Unfortunately, they were not thought of until after the fact.
I know there's a phrase that's used, I think the British and French military
use it, "crossing the Mogadishu line." What do they really mean by that?
I'm not sure what they meant by "crossing the Mogadishu line," but what I think
was pretty clear from the way that that operation finally played out was that
going after Mohammed Farah Aidid was crossing a very real line, at least of the
minds of people that were there. The enemy's perception is the reality. There
were two things that were done, one was the idea that you were going after
Mohammed Farah Aidid, you were going to apprehend him, he is now a law breaker;
the second was the aspect of beginning to disarm the populous, because, back to
the point that I made earlier, there are two basic points of reference in that
kind of situation, one is control over weapons, one is control over food.
During the UNITAF phase of the operation, General Johnson led it by taking, I
think, a much more sensible viewpoint, which simply said, "I will disarm you
only to the extent that I have to to conduct my mission." Now we had gone after
a peace building kind of agenda and so it became necessary to disarm the
civilian populous. As I said in my report, disarmament is one of the bright
lines on the ground, and when you cross over that line, welcome to the
wonderful world of combat.
Do feel it appropriate for President Clinton to ask President Carter to
pursue peace initiative that summer?
The President is the commander in chief, he is the principal author of American
foreign policy, so it was eminently appropriate that he do that. I think what
the question [that] really is appropriate to ask, however, [is] to what extent
was this part of a coherent foreign policy and how tightly had that been
integrated with what was happening on the ground militarily. Throughout the
summer of '93, it becomes obvious, especially in hindsight but also from the
accounts of some observers even at the time, that the UN led force there is
facing a rapidly deteriorating situation, and so beginning with the decision to
go after Mohammed Farah Aidid and continuing from that point toward where
General Montgomery feels obliged now to request the presence of American naval
battle tanks, there is a very steady escalation, and at no point does it appear
to be effecting the situation on the ground in ways that one could say were
favorable. There is not really a reassessment of policy until after the
unfortunate events of October, so I think that there is some clear question
here as to what policy was the United States actually following? Was it
military, was it diplomatic, was it some kind of combination of the two? And to
what extent had those different facets of a policy been thought through and
integrated?
Are you saying they were making it up as they went along?
Very possibly.
The other point that has been alleged, specifically by the father of Casey
Joyce, one of the dead men, is that, fair enough, President Carter goes to talk
to Aidid, some kind of back stairs negotiation with Aidid, but that General
Colin Powell was unaware that this is happening.
I don't know.
If it was true, what would your reaction be?

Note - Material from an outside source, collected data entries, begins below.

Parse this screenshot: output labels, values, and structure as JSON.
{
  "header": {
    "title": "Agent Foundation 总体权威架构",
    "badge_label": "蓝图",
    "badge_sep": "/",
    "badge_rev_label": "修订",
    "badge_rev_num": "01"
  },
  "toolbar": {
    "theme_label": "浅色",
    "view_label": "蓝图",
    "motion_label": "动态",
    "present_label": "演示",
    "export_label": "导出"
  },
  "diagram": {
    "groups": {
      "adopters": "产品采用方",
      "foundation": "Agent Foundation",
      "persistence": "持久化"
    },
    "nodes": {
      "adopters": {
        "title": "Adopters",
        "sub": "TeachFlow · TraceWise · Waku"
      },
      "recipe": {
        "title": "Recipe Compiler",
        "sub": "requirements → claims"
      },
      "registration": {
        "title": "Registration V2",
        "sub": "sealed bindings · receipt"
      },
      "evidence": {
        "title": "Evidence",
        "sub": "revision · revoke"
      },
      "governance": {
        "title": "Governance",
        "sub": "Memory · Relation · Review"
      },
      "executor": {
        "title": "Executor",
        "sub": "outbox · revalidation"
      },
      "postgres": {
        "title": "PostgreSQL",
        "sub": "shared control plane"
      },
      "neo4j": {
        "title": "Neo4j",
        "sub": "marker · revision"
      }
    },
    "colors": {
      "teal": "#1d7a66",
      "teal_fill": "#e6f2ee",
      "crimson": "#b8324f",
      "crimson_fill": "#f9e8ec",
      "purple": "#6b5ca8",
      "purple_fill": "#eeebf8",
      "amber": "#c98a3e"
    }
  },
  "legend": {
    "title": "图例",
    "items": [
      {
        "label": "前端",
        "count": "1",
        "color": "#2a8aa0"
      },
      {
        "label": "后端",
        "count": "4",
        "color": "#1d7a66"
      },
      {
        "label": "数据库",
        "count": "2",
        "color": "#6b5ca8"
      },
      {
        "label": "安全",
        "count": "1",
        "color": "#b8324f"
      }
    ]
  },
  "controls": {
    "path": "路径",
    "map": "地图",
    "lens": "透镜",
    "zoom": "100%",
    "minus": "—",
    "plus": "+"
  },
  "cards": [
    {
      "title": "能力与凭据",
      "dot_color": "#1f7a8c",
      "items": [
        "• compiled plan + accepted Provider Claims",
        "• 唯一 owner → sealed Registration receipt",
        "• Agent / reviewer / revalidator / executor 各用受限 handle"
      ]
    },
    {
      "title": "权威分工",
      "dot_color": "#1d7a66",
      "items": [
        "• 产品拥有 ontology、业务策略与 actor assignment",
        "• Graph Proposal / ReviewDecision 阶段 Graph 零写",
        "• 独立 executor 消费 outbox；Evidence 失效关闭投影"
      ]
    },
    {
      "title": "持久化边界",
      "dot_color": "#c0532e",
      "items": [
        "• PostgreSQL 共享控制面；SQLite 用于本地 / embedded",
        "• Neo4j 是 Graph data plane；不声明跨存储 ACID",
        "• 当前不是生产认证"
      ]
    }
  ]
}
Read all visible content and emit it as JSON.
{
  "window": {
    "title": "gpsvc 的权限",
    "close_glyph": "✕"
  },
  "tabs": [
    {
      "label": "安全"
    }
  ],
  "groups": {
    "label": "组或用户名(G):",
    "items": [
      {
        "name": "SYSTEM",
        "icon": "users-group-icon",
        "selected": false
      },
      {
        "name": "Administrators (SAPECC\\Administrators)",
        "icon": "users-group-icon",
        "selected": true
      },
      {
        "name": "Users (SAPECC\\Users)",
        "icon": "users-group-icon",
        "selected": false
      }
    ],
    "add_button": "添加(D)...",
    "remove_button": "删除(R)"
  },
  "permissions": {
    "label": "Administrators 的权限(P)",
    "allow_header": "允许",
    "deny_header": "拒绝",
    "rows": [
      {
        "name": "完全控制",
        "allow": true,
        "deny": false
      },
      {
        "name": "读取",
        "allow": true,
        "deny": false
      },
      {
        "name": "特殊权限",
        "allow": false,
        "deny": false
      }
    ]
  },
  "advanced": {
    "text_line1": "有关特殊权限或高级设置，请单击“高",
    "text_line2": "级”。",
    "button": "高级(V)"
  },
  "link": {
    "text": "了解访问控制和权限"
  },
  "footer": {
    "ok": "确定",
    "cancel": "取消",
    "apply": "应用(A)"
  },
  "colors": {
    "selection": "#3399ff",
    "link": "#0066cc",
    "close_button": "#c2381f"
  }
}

If that were true, if General Powell was not aware as the outgoing Chairman of
the Joint Chiefs of Staff, one would certainly at that point have to say,
"That's not a policy, that's making it up as you go along," and the reason for
that is, by law, the Chairman of the Joint Chiefs of Staffs is the President's
principal military advisor. If he doesn't know, why did he not know? And if he
did not know - who did?
What do you feel the lessons are from Mogadishu?

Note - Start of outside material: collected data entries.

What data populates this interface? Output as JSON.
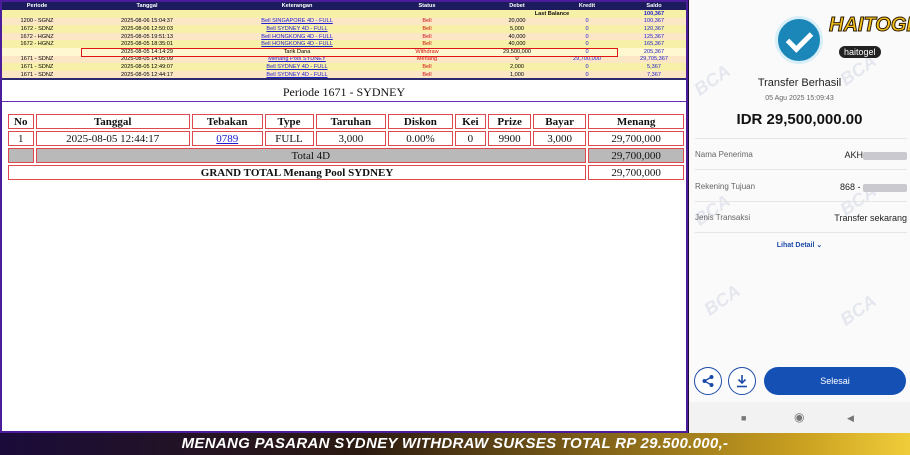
{
  "ledger": {
    "headers": [
      "Periode",
      "Tanggal",
      "Keterangan",
      "Status",
      "Debet",
      "Kredit",
      "Saldo"
    ],
    "last_balance_label": "Last Balance",
    "last_balance_value": "100,367",
    "rows": [
      {
        "periode": "1200 - SGNZ",
        "tanggal": "2025-08-06 15:04:37",
        "keterangan": "Bell SINGAPORE 4D - FULL",
        "status": "Bell",
        "debet": "20,000",
        "kredit": "0",
        "saldo": "100,367"
      },
      {
        "periode": "1672 - SDNZ",
        "tanggal": "2025-08-06 12:50:03",
        "keterangan": "Bell SYDNEY 4D - FULL",
        "status": "Bell",
        "debet": "5,000",
        "kredit": "0",
        "saldo": "120,367"
      },
      {
        "periode": "1672 - HGNZ",
        "tanggal": "2025-08-05 19:51:13",
        "keterangan": "Bell HONGKONG 4D - FULL",
        "status": "Bell",
        "debet": "40,000",
        "kredit": "0",
        "saldo": "125,367"
      },
      {
        "periode": "1672 - HGNZ",
        "tanggal": "2025-08-05 18:35:01",
        "keterangan": "Bell HONGKONG 4D - FULL",
        "status": "Bell",
        "debet": "40,000",
        "kredit": "0",
        "saldo": "165,367"
      },
      {
        "periode": "",
        "tanggal": "2025-08-05 14:14:29",
        "keterangan": "Tarik Dana",
        "status": "Withdraw",
        "debet": "29,500,000",
        "kredit": "0",
        "saldo": "205,367"
      },
      {
        "periode": "1671 - SDNZ",
        "tanggal": "2025-08-05 14:05:09",
        "keterangan": "Menang Pool SYDNEY",
        "status": "Menang",
        "debet": "0",
        "kredit": "29,700,000",
        "saldo": "29,705,367"
      },
      {
        "periode": "1671 - SDNZ",
        "tanggal": "2025-08-05 12:49:07",
        "keterangan": "Bell SYDNEY 4D - FULL",
        "status": "Bell",
        "debet": "2,000",
        "kredit": "0",
        "saldo": "5,367"
      },
      {
        "periode": "1671 - SDNZ",
        "tanggal": "2025-08-05 12:44:17",
        "keterangan": "Bell SYDNEY 4D - FULL",
        "status": "Bell",
        "debet": "1,000",
        "kredit": "0",
        "saldo": "7,367"
      }
    ]
  },
  "periode_title": "Periode 1671 - SYDNEY",
  "result_table": {
    "headers": [
      "No",
      "Tanggal",
      "Tebakan",
      "Type",
      "Taruhan",
      "Diskon",
      "Kei",
      "Prize",
      "Bayar",
      "Menang"
    ],
    "row": {
      "no": "1",
      "tanggal": "2025-08-05 12:44:17",
      "tebakan": "0789",
      "type": "FULL",
      "taruhan": "3,000",
      "diskon": "0.00%",
      "kei": "0",
      "prize": "9900",
      "bayar": "3,000",
      "menang": "29,700,000"
    },
    "total_label": "Total 4D",
    "total_value": "29,700,000",
    "grand_label": "GRAND TOTAL  Menang Pool SYDNEY",
    "grand_value": "29,700,000"
  },
  "receipt": {
    "watermark": "BCA",
    "logo_text": "HAITOGEL",
    "logo_sub": "haitogel",
    "title": "Transfer Berhasil",
    "date": "05 Agu 2025 15:09:43",
    "amount": "IDR 29,500,000.00",
    "recipient_label": "Nama Penerima",
    "recipient_value": "AKH",
    "account_label": "Rekening Tujuan",
    "account_value": "868 -",
    "type_label": "Jenis Transaksi",
    "type_value": "Transfer sekarang",
    "details_link": "Lihat Detail",
    "done_button": "Selesai",
    "icons": [
      "check-circle-icon",
      "share-icon",
      "download-icon",
      "chevron-down-icon"
    ],
    "colors": {
      "accent": "#1550b5",
      "check": "#1a87b8"
    }
  },
  "banner": {
    "text": "MENANG PASARAN SYDNEY WITHDRAW SUKSES TOTAL RP 29.500.000,-"
  }
}
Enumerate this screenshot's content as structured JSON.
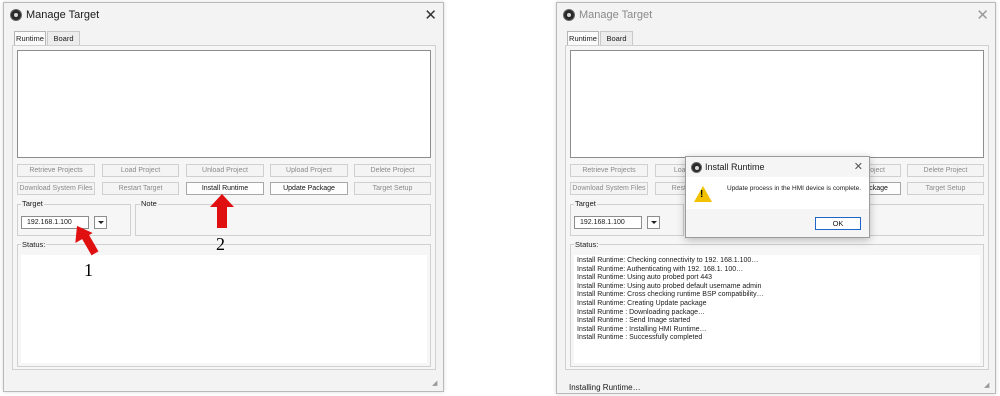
{
  "window": {
    "title": "Manage Target",
    "close_symbol": "✕"
  },
  "tabs": [
    "Runtime",
    "Board"
  ],
  "buttons": {
    "row1": [
      "Retrieve Projects",
      "Load Project",
      "Unload Project",
      "Upload Project",
      "Delete Project"
    ],
    "row2": [
      "Download System Files",
      "Restart Target",
      "Install Runtime",
      "Update Package",
      "Target Setup"
    ]
  },
  "target_group": {
    "label": "Target",
    "ip_value": "192.168.1.100"
  },
  "note_group": {
    "label": "Note"
  },
  "status": {
    "label": "Status:",
    "log": [
      "Install Runtime: Checking connectivity to 192. 168.1.100…",
      "Install Runtime: Authenticating with 192. 168.1. 100…",
      "Install Runtime: Using auto probed port 443",
      "Install Runtime: Using auto probed default username admin",
      "Install Runtime: Cross checking runtime BSP compatibility…",
      "Install Runtime: Creating Update package",
      "Install Runtime : Downloading package…",
      "Install Runtime : Send Image started",
      "Install Runtime : Installing HMI Runtime…",
      "Install Runtime : Successfully completed"
    ]
  },
  "statusbar": {
    "text": "Installing Runtime…"
  },
  "dialog": {
    "title": "Install Runtime",
    "message": "Update process in the HMI device is complete.",
    "ok_label": "OK",
    "icon": "warning-icon"
  },
  "annotations": {
    "step1": "1",
    "step2": "2",
    "arrow_color": "#e11010"
  }
}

There was I think what the United States did in going into Somalia by any
definition was praiseworthy in every sense. Just during the initial phase of
the operation, faced with a famine of Biblical proportion, we moved over 28,000
metric tons of food and other relief supplies into that country, probably
staving off the worst of that disaster. But [it's important to understand] that
military force can only take you so far. I look on military force as being that
aspect of foreign policy that can occasionally buy you time. It always does
that at great cost. It occasionally does what it did in this instance, and it's
purchased at the cost of human lives. But military force and those forces that
impose it are not themselves the peacekeepers. The real peacekeepers and the
peacebuilders, those are the people who were there before we got there, they
are the people that have stayed after we left, as was the case and is the case
in Bosnia. They are the ones that are going to help reconstruct society, and
that is a much [more] longterm task than any thing that military force can do
for you. So when you impose military force, do so for only the very best of
reasons and with a very firm understanding that the clock is ticking. Time is
not an infinite thing when you are talking about any military employment,
either in terms of what it can do or how long it can last.

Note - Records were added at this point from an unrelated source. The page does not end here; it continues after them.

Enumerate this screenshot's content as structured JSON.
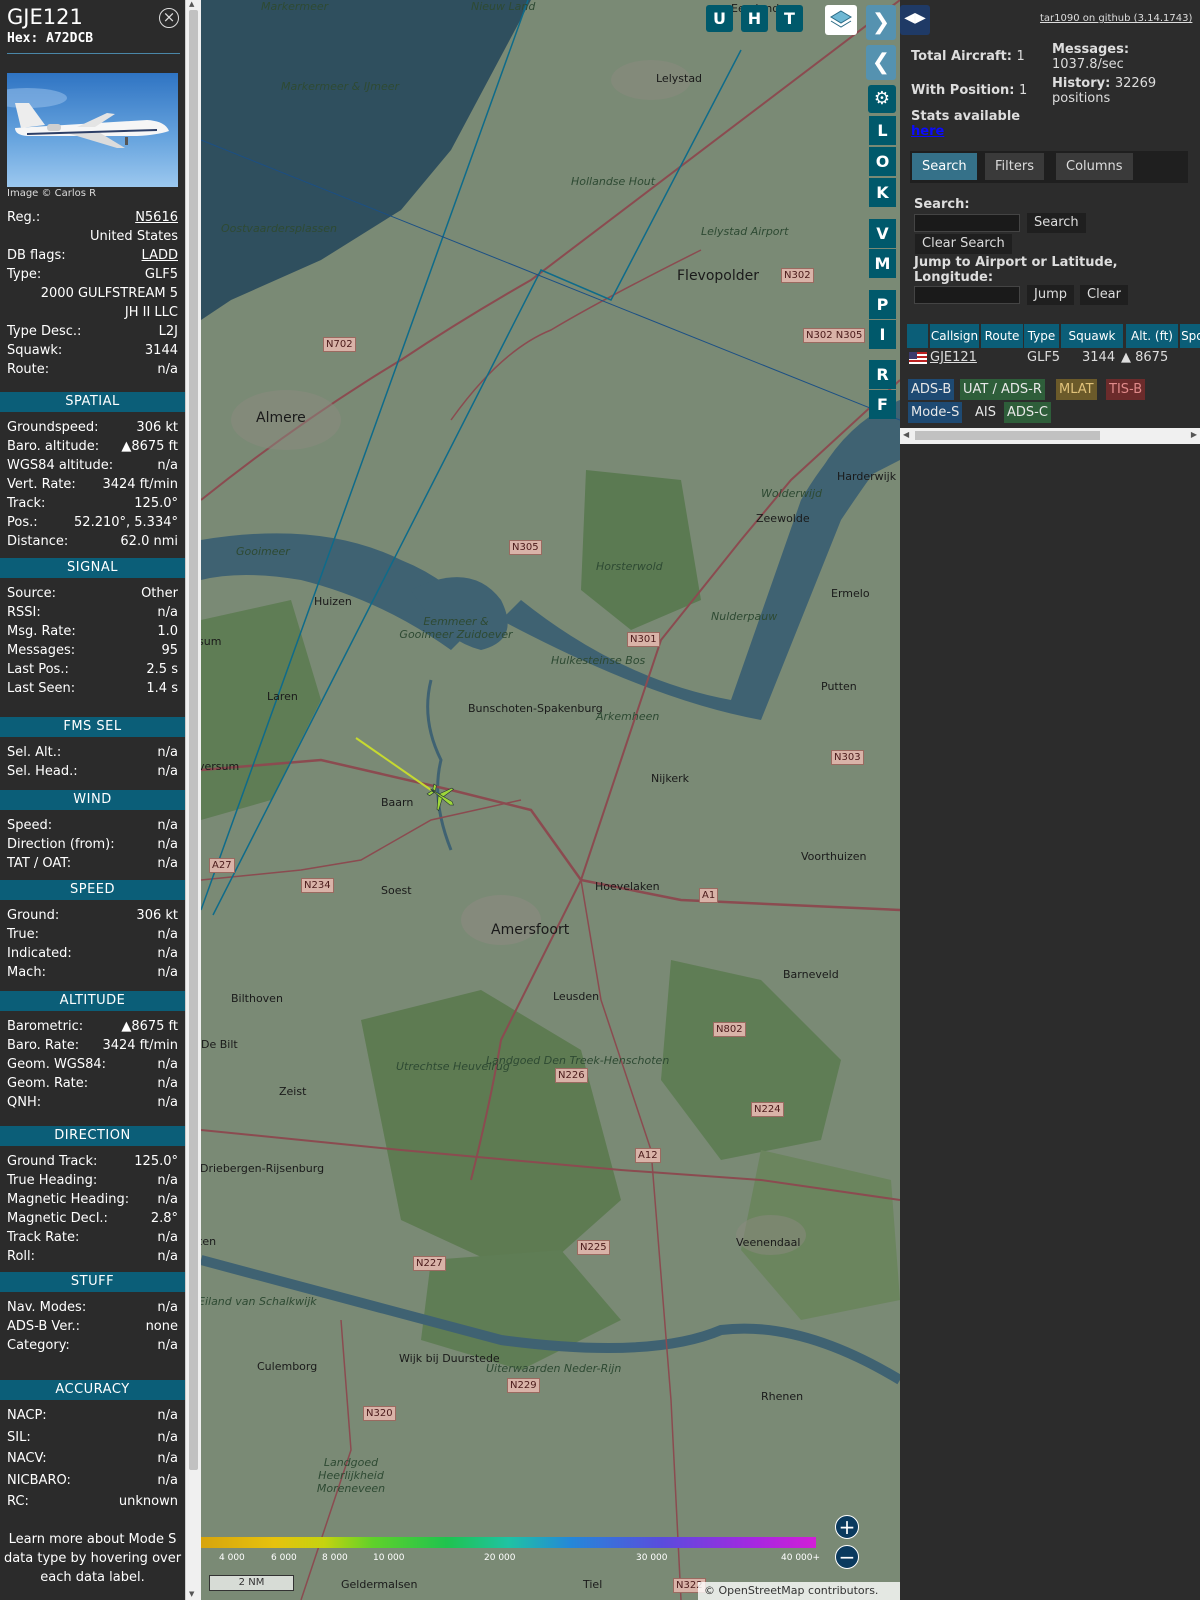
{
  "aircraft": {
    "callsign": "GJE121",
    "hex": "Hex: A72DCB",
    "image_credit": "Image © Carlos R",
    "close_icon": "close-icon",
    "fields": [
      {
        "k": "Reg.:",
        "v": "N5616",
        "link": true
      },
      {
        "k": "",
        "v": "United States"
      },
      {
        "k": "DB flags:",
        "v": "LADD",
        "link": true
      },
      {
        "k": "Type:",
        "v": "GLF5"
      },
      {
        "k": "",
        "v": "2000 GULFSTREAM 5"
      },
      {
        "k": "",
        "v": "JH II LLC"
      },
      {
        "k": "Type Desc.:",
        "v": "L2J"
      },
      {
        "k": "Squawk:",
        "v": "3144"
      },
      {
        "k": "Route:",
        "v": "n/a"
      }
    ]
  },
  "sections": [
    {
      "title": "SPATIAL",
      "rows": [
        [
          "Groundspeed:",
          "306 kt"
        ],
        [
          "Baro. altitude:",
          "▲8675 ft"
        ],
        [
          "WGS84 altitude:",
          "n/a"
        ],
        [
          "Vert. Rate:",
          "3424 ft/min"
        ],
        [
          "Track:",
          "125.0°"
        ],
        [
          "Pos.:",
          "52.210°, 5.334°"
        ],
        [
          "Distance:",
          "62.0 nmi"
        ]
      ]
    },
    {
      "title": "SIGNAL",
      "rows": [
        [
          "Source:",
          "Other"
        ],
        [
          "RSSI:",
          "n/a"
        ],
        [
          "Msg. Rate:",
          "1.0"
        ],
        [
          "Messages:",
          "95"
        ],
        [
          "Last Pos.:",
          "2.5 s"
        ],
        [
          "Last Seen:",
          "1.4 s"
        ]
      ]
    },
    {
      "title": "FMS SEL",
      "rows": [
        [
          "Sel. Alt.:",
          "n/a"
        ],
        [
          "Sel. Head.:",
          "n/a"
        ]
      ]
    },
    {
      "title": "WIND",
      "rows": [
        [
          "Speed:",
          "n/a"
        ],
        [
          "Direction (from):",
          "n/a"
        ],
        [
          "TAT / OAT:",
          "n/a"
        ]
      ]
    },
    {
      "title": "SPEED",
      "rows": [
        [
          "Ground:",
          "306 kt"
        ],
        [
          "True:",
          "n/a"
        ],
        [
          "Indicated:",
          "n/a"
        ],
        [
          "Mach:",
          "n/a"
        ]
      ]
    },
    {
      "title": "ALTITUDE",
      "rows": [
        [
          "Barometric:",
          "▲8675 ft"
        ],
        [
          "Baro. Rate:",
          "3424 ft/min"
        ],
        [
          "Geom. WGS84:",
          "n/a"
        ],
        [
          "Geom. Rate:",
          "n/a"
        ],
        [
          "QNH:",
          "n/a"
        ]
      ]
    },
    {
      "title": "DIRECTION",
      "rows": [
        [
          "Ground Track:",
          "125.0°"
        ],
        [
          "True Heading:",
          "n/a"
        ],
        [
          "Magnetic Heading:",
          "n/a"
        ],
        [
          "Magnetic Decl.:",
          "2.8°"
        ],
        [
          "Track Rate:",
          "n/a"
        ],
        [
          "Roll:",
          "n/a"
        ]
      ]
    },
    {
      "title": "STUFF",
      "rows": [
        [
          "Nav. Modes:",
          "n/a"
        ],
        [
          "ADS-B Ver.:",
          "none"
        ],
        [
          "Category:",
          "n/a"
        ]
      ]
    },
    {
      "title": "ACCURACY",
      "rows": [
        [
          "NACP:",
          "n/a"
        ],
        [
          "SIL:",
          "n/a"
        ],
        [
          "NACV:",
          "n/a"
        ],
        [
          "NICBARO:",
          "n/a"
        ],
        [
          "RC:",
          "unknown"
        ]
      ]
    }
  ],
  "learn_more": "Learn more about Mode S data type by hovering over each data label.",
  "map": {
    "top_buttons": [
      "U",
      "H",
      "T"
    ],
    "side_buttons": [
      "L",
      "O",
      "K",
      "V",
      "M",
      "P",
      "I",
      "R",
      "F"
    ],
    "place_labels": [
      "Markermeer & IJmeer",
      "Lelystad",
      "Almere",
      "Flevopolder",
      "Harderwijk",
      "Zeewolde",
      "Huizen",
      "Bunschoten-Spakenburg",
      "Nijkerk",
      "Baarn",
      "Soest",
      "Amersfoort",
      "Hoevelaken",
      "Barneveld",
      "Leusden",
      "Bilthoven",
      "Zeist",
      "De Bilt",
      "Utrechtse Heuvelrug",
      "Driebergen-Rijsenburg",
      "Veenendaal",
      "Rhenen",
      "Wijk bij Duurstede",
      "Culemborg",
      "Putten",
      "Ermelo",
      "Voorthuizen",
      "Laren",
      "Eemmeer & Gooimeer Zuidoever",
      "Horsterwold",
      "Hollandse Hout",
      "Lelystad Airport",
      "Oostvaardersplassen",
      "Nieuw Land",
      "Markermeer",
      "Geldermalsen",
      "Tiel",
      "Eiland van Schalkwijk",
      "Landgoed Den Treek-Henschoten",
      "Uiterwaarden Neder-Rijn",
      "Hulkesteinse Bos",
      "Arkemheen",
      "Landgoed Heerlijkheid Moreneveen",
      "Nulderpauw",
      "Wolderwijd",
      "Gooimeer",
      "Eemland",
      "versum",
      "sum",
      "ten"
    ],
    "road_labels": [
      "N702",
      "N302",
      "N302 N305",
      "N305",
      "N301",
      "N303",
      "A27",
      "N234",
      "A1",
      "N802",
      "N226",
      "N224",
      "A12",
      "N225",
      "N227",
      "N229",
      "N320",
      "N322"
    ],
    "alt_scale": [
      "4 000",
      "6 000",
      "8 000",
      "10 000",
      "20 000",
      "30 000",
      "40 000+"
    ],
    "scale_bar": "2 NM",
    "attribution_prefix": "© ",
    "attribution_link": "OpenStreetMap",
    "attribution_suffix": " contributors.",
    "zoom_in": "+",
    "zoom_out": "−"
  },
  "stats": {
    "version": "tar1090 on github (3.14.1743)",
    "total_label": "Total Aircraft:",
    "total_value": "1",
    "pos_label": "With Position:",
    "pos_value": "1",
    "msgs_label": "Messages:",
    "msgs_value": "1037.8/sec",
    "hist_label": "History:",
    "hist_value": "32269 positions",
    "stats_text": "Stats available",
    "stats_link": "here"
  },
  "tabs": [
    "Search",
    "Filters",
    "Columns"
  ],
  "search": {
    "label": "Search:",
    "button": "Search",
    "clear": "Clear Search",
    "jump_label": "Jump to Airport or Latitude, Longitude:",
    "jump": "Jump",
    "jump_clear": "Clear"
  },
  "table": {
    "headers": [
      "",
      "Callsign",
      "Route",
      "Type",
      "Squawk",
      "Alt. (ft)",
      "Spd"
    ],
    "rows": [
      {
        "flag": "us-flag-icon",
        "callsign": "GJE121",
        "route": "",
        "type": "GLF5",
        "squawk": "3144",
        "alt": "▲ 8675",
        "spd": ""
      }
    ]
  },
  "sources": [
    {
      "label": "ADS-B",
      "color": "#1e4a73"
    },
    {
      "label": "UAT / ADS-R",
      "color": "#2e5e3a"
    },
    {
      "label": "MLAT",
      "color": "#6b5a2a"
    },
    {
      "label": "TIS-B",
      "color": "#6b2b2b"
    },
    {
      "label": "Mode-S",
      "color": "#1e4a73"
    },
    {
      "label": "AIS",
      "color": "#2c2c2c"
    },
    {
      "label": "ADS-C",
      "color": "#2e5e3a"
    }
  ]
}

During the course of this administration, what are the most obvious effects
on US foreign policy?
One of the most perverse aspects of Somalia is that we have over-learned some
of the wrong lessons. There is an old phrase that, "Once a cat sits on a hot
stove, it won't ever go back to a hot stove again, but it won't ever go back to
a cold one either," and we got a very bad rap in Somalia about being casualty
averse, and I think what that has done is that has really severely handicapped
our operations in other parts of the world. I'm not saying that we should be
profligate with casualties, because one is too many. But for example in
Bosnia, the American forces that were put in there, were put in under very
tight restrictions as to force protection, restrictions that I think have
created some problems; [this] has certainly been a perception of the other
multi-national partners in that coalition. I think that comes from Somalia, in
which when the American people tuned in through their media, and they saw these
poor starving kids and they saw GIs throwing bags of wheat off the back of
C130s and they sort of tuned back out again. The next time they tuned in to
Somalia, they are seeing the dead bodies of our dead soldiers being dragged
down the street and they ask themselves, "What happened here? What's wrong with
this picture?" The short answer is the American people were never told that we
were in a de facto of state of war with the Somali clans and with the warlord
Mohammed Farah Aidid.
What happened on the streets of Mogadishu in early October of 1993 is heroism
by definition, it was one of the great feats of arms of the United States Army
in modern times. [Unfortunately, it was accompanied by a] failure to explain to
the American people why it was that their sons were being committed to that
operation. That then led to the wrong conclusion which was that the American
people are averse to having their sons and their daughters put in harm's way.
That is not the case, but when you put American soldiers, sailors, airmen and
marines in harm's way, you must also explain to the American people from which
they come why you've done that, why it is important, and what it is that you
hope to gain from it. That was not done is Somalia and the failure to do that
has affected our operations worldwide ever since.
And when you say worldwide, you mean specifically, Bosnia, Rwanda,
Haiti?
Exactly. As a matter of fact, if one looks at the Persian Gulf, all the
operations that we have had since Somalia have been characterized by an
unusually high degree of attention to the dynamics of force protection [and] by
very restrictive rules of engagement; the kinds of things in which it is fair
to say that they were kept from doing their missions in many respects because
of an exaggerated idea that if we did any of these things that we may put
people at risk, while when you have a professional force, you expect it, among
other things, to take those risks. When I [was] approved to serve in Bosnia, I
understood full [well] what those risks were, and so [did] every solider that
was over there that I had the privilege of serving with. But the idea that you
can some how batten these people up, the idea that you can put them in harm's
way but then impose a sort of cotton batten of protection around them, that's
an idea that we seem to have gotten in Somalia. It may not have started there,
but it certainly got a lot worse and it bedevils us to this day.